Under subsection (A), supra, the employer was obligated to furnish reasonable medical services to plaintiff unless plaintiff refused to allow them to be furnished. The undisputed evidence is that plaintiff, through his attorneys, refused the medical services offered by defendants. By this refusal, plaintiff waived the right to require that the cost of Dr. Altman’s services be included in the award. Hedgecock v. Vandiver, 82 N.M. 140, 477 P.2d 316 (Ct.App.1970).

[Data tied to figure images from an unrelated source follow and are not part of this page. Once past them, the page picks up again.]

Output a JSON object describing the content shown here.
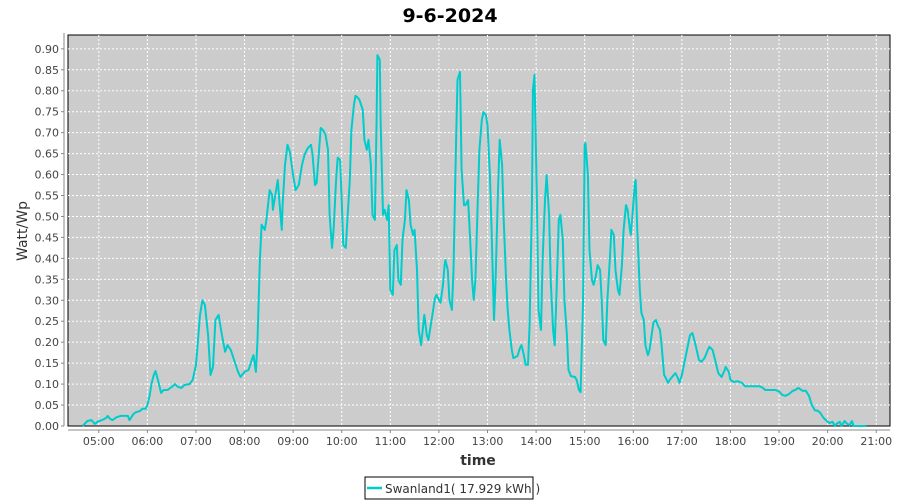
{
  "chart_data": {
    "type": "line",
    "title": "9-6-2024",
    "xlabel": "time",
    "ylabel": "Watt/Wp",
    "xlim": [
      "04:22",
      "21:17"
    ],
    "ylim": [
      0,
      0.933
    ],
    "x_ticks": [
      "05:00",
      "06:00",
      "07:00",
      "08:00",
      "09:00",
      "10:00",
      "11:00",
      "12:00",
      "13:00",
      "14:00",
      "15:00",
      "16:00",
      "17:00",
      "18:00",
      "19:00",
      "20:00",
      "21:00"
    ],
    "y_ticks": [
      "0.00",
      "0.05",
      "0.10",
      "0.15",
      "0.20",
      "0.25",
      "0.30",
      "0.35",
      "0.40",
      "0.45",
      "0.50",
      "0.55",
      "0.60",
      "0.65",
      "0.70",
      "0.75",
      "0.80",
      "0.85",
      "0.90"
    ],
    "grid": true,
    "legend_position": "bottom",
    "colors": {
      "series": "#00cccc",
      "plot_background": "#cccccc",
      "grid": "#ffffff"
    },
    "series": [
      {
        "name": "Swanland1( 17.929 kWh )",
        "x": [
          "04:40",
          "04:46",
          "04:51",
          "04:55",
          "05:00",
          "05:04",
          "05:09",
          "05:11",
          "05:14",
          "05:17",
          "05:22",
          "05:27",
          "05:36",
          "05:38",
          "05:43",
          "05:46",
          "05:51",
          "05:54",
          "05:58",
          "06:00",
          "06:03",
          "06:05",
          "06:08",
          "06:10",
          "06:13",
          "06:17",
          "06:20",
          "06:25",
          "06:30",
          "06:34",
          "06:38",
          "06:42",
          "06:46",
          "06:52",
          "06:56",
          "07:00",
          "07:02",
          "07:05",
          "07:08",
          "07:11",
          "07:15",
          "07:18",
          "07:21",
          "07:24",
          "07:28",
          "07:32",
          "07:36",
          "07:39",
          "07:43",
          "07:47",
          "07:52",
          "07:55",
          "08:00",
          "08:05",
          "08:09",
          "08:11",
          "08:14",
          "08:16",
          "08:19",
          "08:21",
          "08:25",
          "08:27",
          "08:31",
          "08:34",
          "08:35",
          "08:39",
          "08:41",
          "08:43",
          "08:46",
          "08:47",
          "08:50",
          "08:53",
          "08:56",
          "09:00",
          "09:03",
          "09:07",
          "09:11",
          "09:14",
          "09:18",
          "09:22",
          "09:24",
          "09:27",
          "09:29",
          "09:32",
          "09:34",
          "09:37",
          "09:40",
          "09:43",
          "09:45",
          "09:48",
          "09:50",
          "09:53",
          "09:55",
          "09:58",
          "10:00",
          "10:02",
          "10:05",
          "10:07",
          "10:10",
          "10:12",
          "10:15",
          "10:17",
          "10:20",
          "10:22",
          "10:26",
          "10:28",
          "10:31",
          "10:33",
          "10:36",
          "10:38",
          "10:41",
          "10:43",
          "10:44",
          "10:47",
          "10:48",
          "10:51",
          "10:53",
          "10:56",
          "10:58",
          "11:00",
          "11:03",
          "11:05",
          "11:08",
          "11:10",
          "11:13",
          "11:15",
          "11:18",
          "11:20",
          "11:23",
          "11:25",
          "11:28",
          "11:30",
          "11:33",
          "11:35",
          "11:38",
          "11:40",
          "11:42",
          "11:45",
          "11:47",
          "11:50",
          "11:52",
          "11:55",
          "11:57",
          "12:00",
          "12:02",
          "12:05",
          "12:07",
          "12:08",
          "12:11",
          "12:13",
          "12:16",
          "12:18",
          "12:21",
          "12:23",
          "12:26",
          "12:28",
          "12:31",
          "12:33",
          "12:36",
          "12:38",
          "12:41",
          "12:43",
          "12:45",
          "12:48",
          "12:50",
          "12:53",
          "12:55",
          "12:58",
          "13:00",
          "13:03",
          "13:05",
          "13:08",
          "13:10",
          "13:13",
          "13:15",
          "13:18",
          "13:20",
          "13:23",
          "13:25",
          "13:27",
          "13:30",
          "13:32",
          "13:37",
          "13:40",
          "13:42",
          "13:45",
          "13:47",
          "13:50",
          "13:52",
          "13:55",
          "13:56",
          "13:58",
          "14:01",
          "14:03",
          "14:06",
          "14:08",
          "14:11",
          "14:13",
          "14:16",
          "14:18",
          "14:21",
          "14:23",
          "14:25",
          "14:28",
          "14:30",
          "14:33",
          "14:35",
          "14:38",
          "14:40",
          "14:43",
          "14:48",
          "14:50",
          "14:53",
          "14:55",
          "14:58",
          "15:00",
          "15:01",
          "15:04",
          "15:06",
          "15:09",
          "15:11",
          "15:14",
          "15:16",
          "15:19",
          "15:21",
          "15:23",
          "15:26",
          "15:28",
          "15:31",
          "15:33",
          "15:36",
          "15:38",
          "15:41",
          "15:43",
          "15:46",
          "15:48",
          "15:51",
          "15:53",
          "15:56",
          "15:57",
          "15:59",
          "16:02",
          "16:03",
          "16:05",
          "16:08",
          "16:10",
          "16:13",
          "16:15",
          "16:18",
          "16:20",
          "16:23",
          "16:25",
          "16:28",
          "16:30",
          "16:33",
          "16:35",
          "16:38",
          "16:40",
          "16:43",
          "16:45",
          "16:50",
          "16:52",
          "16:55",
          "16:57",
          "17:00",
          "17:05",
          "17:10",
          "17:13",
          "17:17",
          "17:21",
          "17:24",
          "17:28",
          "17:32",
          "17:34",
          "17:38",
          "17:42",
          "17:45",
          "17:49",
          "17:53",
          "17:54",
          "17:58",
          "18:00",
          "18:04",
          "18:09",
          "18:14",
          "18:18",
          "18:25",
          "18:36",
          "18:40",
          "18:43",
          "18:56",
          "19:01",
          "19:04",
          "19:08",
          "19:12",
          "19:17",
          "19:20",
          "19:24",
          "19:29",
          "19:33",
          "19:37",
          "19:40",
          "19:44",
          "19:48",
          "19:51",
          "19:55",
          "19:59",
          "20:02",
          "20:06",
          "20:09",
          "20:11",
          "20:15",
          "20:17",
          "20:21",
          "20:23",
          "20:27",
          "20:30",
          "20:32",
          "20:48"
        ],
        "y": [
          0.0,
          0.012,
          0.014,
          0.005,
          0.012,
          0.014,
          0.019,
          0.024,
          0.017,
          0.014,
          0.021,
          0.024,
          0.024,
          0.014,
          0.029,
          0.033,
          0.036,
          0.041,
          0.041,
          0.05,
          0.074,
          0.1,
          0.122,
          0.131,
          0.11,
          0.079,
          0.086,
          0.086,
          0.093,
          0.1,
          0.093,
          0.091,
          0.098,
          0.1,
          0.11,
          0.146,
          0.193,
          0.265,
          0.3,
          0.289,
          0.217,
          0.122,
          0.141,
          0.253,
          0.265,
          0.217,
          0.177,
          0.193,
          0.181,
          0.158,
          0.129,
          0.117,
          0.129,
          0.134,
          0.158,
          0.169,
          0.129,
          0.205,
          0.396,
          0.48,
          0.468,
          0.492,
          0.563,
          0.551,
          0.516,
          0.563,
          0.587,
          0.535,
          0.468,
          0.527,
          0.623,
          0.671,
          0.654,
          0.599,
          0.563,
          0.575,
          0.623,
          0.647,
          0.663,
          0.671,
          0.647,
          0.575,
          0.58,
          0.659,
          0.711,
          0.706,
          0.695,
          0.659,
          0.504,
          0.425,
          0.468,
          0.587,
          0.64,
          0.635,
          0.539,
          0.432,
          0.425,
          0.492,
          0.587,
          0.706,
          0.766,
          0.788,
          0.783,
          0.778,
          0.754,
          0.683,
          0.659,
          0.683,
          0.623,
          0.504,
          0.492,
          0.73,
          0.885,
          0.874,
          0.73,
          0.504,
          0.516,
          0.492,
          0.527,
          0.325,
          0.313,
          0.42,
          0.432,
          0.348,
          0.337,
          0.444,
          0.492,
          0.563,
          0.539,
          0.48,
          0.456,
          0.468,
          0.372,
          0.229,
          0.193,
          0.229,
          0.265,
          0.217,
          0.205,
          0.241,
          0.265,
          0.305,
          0.313,
          0.301,
          0.294,
          0.337,
          0.384,
          0.396,
          0.372,
          0.301,
          0.277,
          0.372,
          0.659,
          0.826,
          0.845,
          0.611,
          0.527,
          0.527,
          0.539,
          0.468,
          0.348,
          0.301,
          0.348,
          0.539,
          0.659,
          0.73,
          0.749,
          0.742,
          0.718,
          0.599,
          0.468,
          0.253,
          0.348,
          0.563,
          0.683,
          0.623,
          0.492,
          0.348,
          0.277,
          0.229,
          0.181,
          0.162,
          0.167,
          0.186,
          0.193,
          0.169,
          0.146,
          0.146,
          0.241,
          0.539,
          0.802,
          0.838,
          0.539,
          0.277,
          0.229,
          0.396,
          0.539,
          0.599,
          0.504,
          0.348,
          0.229,
          0.193,
          0.301,
          0.492,
          0.504,
          0.444,
          0.301,
          0.217,
          0.134,
          0.119,
          0.117,
          0.11,
          0.086,
          0.081,
          0.301,
          0.671,
          0.675,
          0.599,
          0.42,
          0.348,
          0.337,
          0.36,
          0.384,
          0.372,
          0.301,
          0.205,
          0.193,
          0.301,
          0.396,
          0.468,
          0.456,
          0.372,
          0.325,
          0.313,
          0.384,
          0.468,
          0.527,
          0.516,
          0.468,
          0.456,
          0.504,
          0.58,
          0.587,
          0.468,
          0.325,
          0.27,
          0.253,
          0.193,
          0.169,
          0.181,
          0.222,
          0.248,
          0.253,
          0.241,
          0.229,
          0.193,
          0.122,
          0.115,
          0.103,
          0.11,
          0.122,
          0.126,
          0.115,
          0.103,
          0.122,
          0.169,
          0.217,
          0.222,
          0.193,
          0.158,
          0.153,
          0.162,
          0.181,
          0.189,
          0.181,
          0.15,
          0.126,
          0.117,
          0.134,
          0.141,
          0.129,
          0.11,
          0.105,
          0.107,
          0.103,
          0.095,
          0.095,
          0.095,
          0.091,
          0.086,
          0.086,
          0.081,
          0.074,
          0.072,
          0.076,
          0.084,
          0.086,
          0.091,
          0.084,
          0.084,
          0.072,
          0.053,
          0.038,
          0.036,
          0.031,
          0.019,
          0.012,
          0.007,
          0.01,
          0.0,
          0.005,
          0.01,
          0.0,
          0.012,
          0.007,
          0.002,
          0.012,
          0.0,
          0.0
        ]
      }
    ]
  }
}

Under subsection (D), the employer, is not liable for medical services if the employer offers to furnish these services during the time necessary. Plaintiff claims that defendants may not escape liability for the Altman bill under subsection (D) because defendants had not made provision for medical attention at the time of the accident. For cases involving subsection (D), see Valdez v. McKee, 76 N.M. 340, 414 P.2d 852 (1966); Gregory v. Eastern New Mexico University, 81 N.M. 236, 465 P.2d 515 (Ct.App.1970). Even if subsection (D) were inapplicable, defendants are not liable for Dr. Altman’s bill under subsection (A).

Defendants did not contest Dr. Freedman’s medical expense of $131.04.

(3) Attorneys’ Fees Should not have been Awarded.

The trial court awarded attorneys’ fees in the sum of $1,000.00 as being reasonable and incident to the prosecution of the complaint.

Section 59-10-23(D), N.M.S.A.1953 (Repl.Vol. 9, pt. 1) provides for payment of attorney fees if workmen’s compensation is refused, “and the claimant shall thereafter collect compensation through court proceedings.” Plaintiff was awarded the cost of Dr. Freedman’s bill, but the collection of medical expenses is not the collection of compensation. Nasci v. Frank Paxton Lumber Co, 69 N.M. 412, 367 P.2d 913 (1961); Cromer v. J. W. Jones Construction Company, 79 N.M. 179, 441 P.2d 219 (Ct.App.1968). The plaintiff did not collect compensation, and he is not entitled to attorneys’ fees, either in the trial court or on this appeal. Lasater v. Home Oil *112Company, 83 N.M. 567, 494 P.2d 980 (Ct. App.1972). The trial court erred.

The judgment is reversed as to payment of Dr. Altman’s bill and attorneys’ fees. This cause is remanded with instructions to enter a new judgment in conformity with this opinion.

It is so ordered.

WOOD, C. J., and HENDLEY, J., concur.